As a biology major at Loyola University, I don't meet many students interested in a career as a K-12 teacher. Whenever a peer discovers my interest in science education, our conversation usually ends with a comment such as, "I wanted to be a teacher too, but then I realized I Had More Potential."
These high-powered students dream of medical school, dental school, or graduate school. What if they aspired to be teachers instead?
In 2010 the Illinois State Board of Education raised the passing requirements for the basic skills test required for admission to any teacher preparation program.
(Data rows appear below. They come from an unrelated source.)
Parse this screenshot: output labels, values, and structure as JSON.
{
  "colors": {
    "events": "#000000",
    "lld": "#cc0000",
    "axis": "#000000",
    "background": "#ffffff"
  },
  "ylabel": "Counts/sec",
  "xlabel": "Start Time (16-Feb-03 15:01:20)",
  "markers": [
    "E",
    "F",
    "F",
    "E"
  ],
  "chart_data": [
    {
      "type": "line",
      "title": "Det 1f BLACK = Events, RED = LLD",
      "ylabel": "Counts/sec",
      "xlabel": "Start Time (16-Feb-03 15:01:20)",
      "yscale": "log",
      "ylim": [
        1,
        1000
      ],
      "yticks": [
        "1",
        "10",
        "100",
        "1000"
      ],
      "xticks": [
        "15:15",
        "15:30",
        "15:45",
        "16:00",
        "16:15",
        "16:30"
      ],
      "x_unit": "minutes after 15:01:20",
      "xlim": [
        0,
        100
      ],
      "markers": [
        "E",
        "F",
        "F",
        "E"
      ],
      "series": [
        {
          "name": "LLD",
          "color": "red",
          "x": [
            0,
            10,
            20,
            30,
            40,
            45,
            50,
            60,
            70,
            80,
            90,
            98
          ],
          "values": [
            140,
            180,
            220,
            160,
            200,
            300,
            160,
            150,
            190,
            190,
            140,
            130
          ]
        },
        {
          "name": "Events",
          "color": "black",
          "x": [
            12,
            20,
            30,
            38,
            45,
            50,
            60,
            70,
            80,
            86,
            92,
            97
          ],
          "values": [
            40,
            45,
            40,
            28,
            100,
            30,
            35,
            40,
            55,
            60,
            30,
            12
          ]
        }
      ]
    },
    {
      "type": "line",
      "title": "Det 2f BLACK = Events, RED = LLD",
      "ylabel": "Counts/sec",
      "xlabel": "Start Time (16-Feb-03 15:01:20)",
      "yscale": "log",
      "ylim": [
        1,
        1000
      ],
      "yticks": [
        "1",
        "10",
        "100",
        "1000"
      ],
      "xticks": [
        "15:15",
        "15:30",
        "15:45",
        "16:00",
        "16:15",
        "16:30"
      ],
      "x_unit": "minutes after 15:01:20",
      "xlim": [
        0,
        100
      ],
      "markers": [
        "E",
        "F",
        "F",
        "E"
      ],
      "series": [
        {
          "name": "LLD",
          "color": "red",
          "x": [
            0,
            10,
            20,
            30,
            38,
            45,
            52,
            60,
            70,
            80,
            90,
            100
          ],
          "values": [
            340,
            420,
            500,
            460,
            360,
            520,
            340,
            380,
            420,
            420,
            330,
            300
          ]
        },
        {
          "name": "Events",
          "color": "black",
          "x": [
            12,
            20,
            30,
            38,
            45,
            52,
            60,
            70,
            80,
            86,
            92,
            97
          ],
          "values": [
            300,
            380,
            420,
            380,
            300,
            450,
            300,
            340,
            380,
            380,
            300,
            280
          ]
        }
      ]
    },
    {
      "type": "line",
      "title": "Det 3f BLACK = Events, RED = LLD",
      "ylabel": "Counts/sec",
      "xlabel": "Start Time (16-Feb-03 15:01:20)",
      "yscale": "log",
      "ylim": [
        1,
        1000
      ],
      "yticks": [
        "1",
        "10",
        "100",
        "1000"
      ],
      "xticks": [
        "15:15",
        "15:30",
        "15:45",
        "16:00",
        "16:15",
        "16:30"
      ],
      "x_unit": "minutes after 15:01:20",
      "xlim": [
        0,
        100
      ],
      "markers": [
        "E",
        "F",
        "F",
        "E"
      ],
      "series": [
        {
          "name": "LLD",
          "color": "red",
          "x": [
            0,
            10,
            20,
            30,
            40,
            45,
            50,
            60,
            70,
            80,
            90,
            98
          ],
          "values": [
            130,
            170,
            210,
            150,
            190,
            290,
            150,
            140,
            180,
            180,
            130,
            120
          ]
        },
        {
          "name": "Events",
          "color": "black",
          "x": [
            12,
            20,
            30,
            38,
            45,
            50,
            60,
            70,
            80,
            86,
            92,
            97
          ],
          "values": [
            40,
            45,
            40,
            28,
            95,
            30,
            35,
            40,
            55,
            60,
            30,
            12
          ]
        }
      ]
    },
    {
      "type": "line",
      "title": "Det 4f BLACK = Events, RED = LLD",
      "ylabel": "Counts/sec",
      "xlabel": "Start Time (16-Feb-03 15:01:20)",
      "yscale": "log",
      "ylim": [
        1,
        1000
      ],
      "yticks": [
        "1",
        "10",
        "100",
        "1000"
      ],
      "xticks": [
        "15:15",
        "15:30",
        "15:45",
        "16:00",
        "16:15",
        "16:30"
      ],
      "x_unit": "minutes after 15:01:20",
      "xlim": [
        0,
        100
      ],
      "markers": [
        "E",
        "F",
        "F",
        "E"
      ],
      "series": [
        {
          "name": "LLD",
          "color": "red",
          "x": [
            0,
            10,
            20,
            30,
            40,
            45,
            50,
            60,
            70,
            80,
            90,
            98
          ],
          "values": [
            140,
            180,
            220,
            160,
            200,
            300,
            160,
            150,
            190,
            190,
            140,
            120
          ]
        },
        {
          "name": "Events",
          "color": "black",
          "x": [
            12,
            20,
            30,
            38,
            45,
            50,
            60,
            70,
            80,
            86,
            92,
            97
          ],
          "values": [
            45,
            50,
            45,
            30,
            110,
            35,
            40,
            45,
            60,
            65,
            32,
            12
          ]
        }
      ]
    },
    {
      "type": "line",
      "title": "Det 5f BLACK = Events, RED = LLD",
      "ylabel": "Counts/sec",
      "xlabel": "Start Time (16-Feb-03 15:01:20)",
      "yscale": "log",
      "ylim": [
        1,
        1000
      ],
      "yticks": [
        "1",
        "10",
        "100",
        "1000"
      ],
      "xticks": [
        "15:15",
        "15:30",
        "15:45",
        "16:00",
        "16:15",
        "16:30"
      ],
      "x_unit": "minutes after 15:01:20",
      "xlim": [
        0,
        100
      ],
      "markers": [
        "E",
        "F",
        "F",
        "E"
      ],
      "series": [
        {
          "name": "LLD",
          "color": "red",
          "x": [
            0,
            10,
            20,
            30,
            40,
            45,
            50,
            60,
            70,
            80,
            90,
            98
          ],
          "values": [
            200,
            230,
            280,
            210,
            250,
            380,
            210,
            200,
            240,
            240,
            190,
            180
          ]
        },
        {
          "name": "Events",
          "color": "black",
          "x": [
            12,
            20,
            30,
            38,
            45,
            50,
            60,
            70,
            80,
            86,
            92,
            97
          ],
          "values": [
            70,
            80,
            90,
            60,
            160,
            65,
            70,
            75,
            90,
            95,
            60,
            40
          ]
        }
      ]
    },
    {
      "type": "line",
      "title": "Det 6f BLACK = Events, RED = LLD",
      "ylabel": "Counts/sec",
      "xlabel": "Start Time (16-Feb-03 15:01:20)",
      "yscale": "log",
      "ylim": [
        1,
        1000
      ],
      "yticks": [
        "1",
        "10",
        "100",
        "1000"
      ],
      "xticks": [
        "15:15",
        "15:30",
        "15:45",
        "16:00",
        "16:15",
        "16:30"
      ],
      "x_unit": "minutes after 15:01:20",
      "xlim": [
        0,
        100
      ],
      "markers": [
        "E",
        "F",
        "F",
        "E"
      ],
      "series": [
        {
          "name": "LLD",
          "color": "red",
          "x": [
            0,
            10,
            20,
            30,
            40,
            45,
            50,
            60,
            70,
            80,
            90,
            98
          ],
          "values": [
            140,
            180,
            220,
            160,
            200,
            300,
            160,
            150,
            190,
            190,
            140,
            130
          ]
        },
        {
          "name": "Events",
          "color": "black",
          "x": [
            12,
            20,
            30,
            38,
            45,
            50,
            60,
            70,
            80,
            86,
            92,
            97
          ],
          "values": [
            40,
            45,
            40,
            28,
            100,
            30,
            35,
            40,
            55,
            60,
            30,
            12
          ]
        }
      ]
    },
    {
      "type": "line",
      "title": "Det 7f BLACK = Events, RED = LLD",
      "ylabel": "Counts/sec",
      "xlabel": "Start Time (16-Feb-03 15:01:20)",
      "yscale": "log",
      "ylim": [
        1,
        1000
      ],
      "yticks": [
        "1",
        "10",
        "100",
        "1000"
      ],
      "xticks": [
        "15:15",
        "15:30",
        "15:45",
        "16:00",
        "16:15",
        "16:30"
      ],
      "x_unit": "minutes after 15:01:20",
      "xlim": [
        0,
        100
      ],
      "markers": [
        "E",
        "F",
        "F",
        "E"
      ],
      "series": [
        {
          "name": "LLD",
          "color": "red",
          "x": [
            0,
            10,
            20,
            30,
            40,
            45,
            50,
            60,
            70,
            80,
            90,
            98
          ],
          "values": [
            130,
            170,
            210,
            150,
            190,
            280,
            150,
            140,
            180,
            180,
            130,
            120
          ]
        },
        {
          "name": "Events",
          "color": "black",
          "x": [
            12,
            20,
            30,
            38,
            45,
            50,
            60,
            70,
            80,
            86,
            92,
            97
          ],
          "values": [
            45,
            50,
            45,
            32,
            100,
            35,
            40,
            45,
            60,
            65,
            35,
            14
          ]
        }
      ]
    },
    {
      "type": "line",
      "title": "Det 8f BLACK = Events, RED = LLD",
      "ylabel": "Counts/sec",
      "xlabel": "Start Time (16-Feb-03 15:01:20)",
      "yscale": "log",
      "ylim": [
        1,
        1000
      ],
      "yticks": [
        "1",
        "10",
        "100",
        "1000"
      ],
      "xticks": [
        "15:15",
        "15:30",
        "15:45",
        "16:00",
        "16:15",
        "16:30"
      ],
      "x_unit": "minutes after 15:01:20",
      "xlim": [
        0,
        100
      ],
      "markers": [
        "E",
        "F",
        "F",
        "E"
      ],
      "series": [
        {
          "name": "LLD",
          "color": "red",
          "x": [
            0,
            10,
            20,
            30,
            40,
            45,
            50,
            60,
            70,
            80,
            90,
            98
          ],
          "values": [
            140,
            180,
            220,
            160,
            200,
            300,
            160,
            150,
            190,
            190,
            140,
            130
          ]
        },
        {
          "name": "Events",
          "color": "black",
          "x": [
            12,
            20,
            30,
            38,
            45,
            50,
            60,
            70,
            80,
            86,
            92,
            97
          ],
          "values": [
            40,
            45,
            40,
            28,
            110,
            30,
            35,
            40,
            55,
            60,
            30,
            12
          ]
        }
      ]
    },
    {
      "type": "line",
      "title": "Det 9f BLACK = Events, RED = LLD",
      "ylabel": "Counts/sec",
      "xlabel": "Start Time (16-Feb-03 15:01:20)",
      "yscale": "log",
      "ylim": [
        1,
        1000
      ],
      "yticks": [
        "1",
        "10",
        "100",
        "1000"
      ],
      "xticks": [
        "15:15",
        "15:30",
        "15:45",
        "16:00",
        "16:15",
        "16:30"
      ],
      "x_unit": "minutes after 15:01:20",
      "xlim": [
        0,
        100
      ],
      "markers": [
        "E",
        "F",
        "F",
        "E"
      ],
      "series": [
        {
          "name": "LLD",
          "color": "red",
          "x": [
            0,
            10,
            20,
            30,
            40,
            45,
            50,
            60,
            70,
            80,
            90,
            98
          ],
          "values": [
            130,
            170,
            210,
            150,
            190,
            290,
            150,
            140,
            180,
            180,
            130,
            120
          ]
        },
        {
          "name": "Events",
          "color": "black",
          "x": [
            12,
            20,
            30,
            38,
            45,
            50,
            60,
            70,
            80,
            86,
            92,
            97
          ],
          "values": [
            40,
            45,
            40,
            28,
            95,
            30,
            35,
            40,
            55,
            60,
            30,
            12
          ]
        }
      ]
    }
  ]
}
When I took the test in November 2011, I found the new higher standards completely reasonable, and passed on my first try. Nonetheless, passing rates dropped across the board, especially among minority teacher candidates. There has been strong push-back to lower the cut-scores to remedy this problem.
Yesterday the board revisited the cut-score issue and decided to maintain them. I think this is the right decision. Nobody, including me, wants to see less diversity among teacher candidates. But the key to increasing diversity is to develop a plan to create a pipeline of diverse teaching talent that reflects the diverse student body in Illinois. That plan's success depends on having teaching become a more attractive career choice for the highly talented diverse candidates who can write their ticket professionally, candidates who will only be attracted to teaching if academic standards rise, not fall. Beyond that, Illinois must keep its teacher preparation standards high in order to complement the rising expectations for performance of Illinois' students.
Among the students I've talked to who possess Too Much Potential for Teaching is a male African-American and a female Muslim. Perhaps if academic standards in the teaching profession had been raised earlier, they would now be studying for the admissions test for a teacher preparation program rather than one for medical school.